また、陳時中は基本的に「君子」タイプの人であり、対立候補の蔣萬安のなりふりかまわぬ誹謗中傷攻撃に対して、あまりに紳士的に対応しすぎたのではないか、という説もあります。
冷静に人格や功績で見れば、蔣萬安が陳時中に叶うはずのないのは明らかなので、蔣萬安は専ら人格攻撃、誹謗中傷、フェイクニュース垂れ流し戦術に出ました。
それらはいずれも底の浅く、エビデンスのないものばかりで、今は全て否定されているのですが、そういう刺激的な言説が、ネットニュースのタイトルしか見ない層に一定の影響を与えてしまったのは事実のようです。

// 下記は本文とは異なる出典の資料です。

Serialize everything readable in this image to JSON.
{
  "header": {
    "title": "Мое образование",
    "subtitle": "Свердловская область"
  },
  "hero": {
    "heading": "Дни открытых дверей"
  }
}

ただ、それにしても、勝つには勝ちましたが、この蔣萬安、非常に問題がある人物だというのは、今度の選挙活動を通じて、すっかり明らかになってしまいました。
選挙期間中の蔣萬安の発言の中に「バスの席を予約制にする」というのがありました。
「朝のラッシュにバスの席に座れなくて困ることがありますよね? そこでバスの席を予約制にするのはどうでしょう? これで問題解決ですよね?」
というんです。
は?????
――電車のグリーン席じゃあるまいし、そんなことできるわけないだろ!
っていうか……
――お前、バス乗ったことないだろ‼
と非難と失笑の渦となり、慌てて引っ込めたのですが、性懲りもなく――
「台北市民の健康を促進するために、バス停でスクワットを二十回やったらバス代をただにします!」
――お前はお笑い芸人か!
――お前がひとりでスクワット二百回くらいやってろ!
と、これまた非難と失笑の嵐。
蔣萬安って、実は「草包 」じゃん!
というのが知れ渡ってしまいました。
「草包」というのは、「草が詰まった袋 = 無能の人」という意味で、かなりバカにした響きを持つ言葉です。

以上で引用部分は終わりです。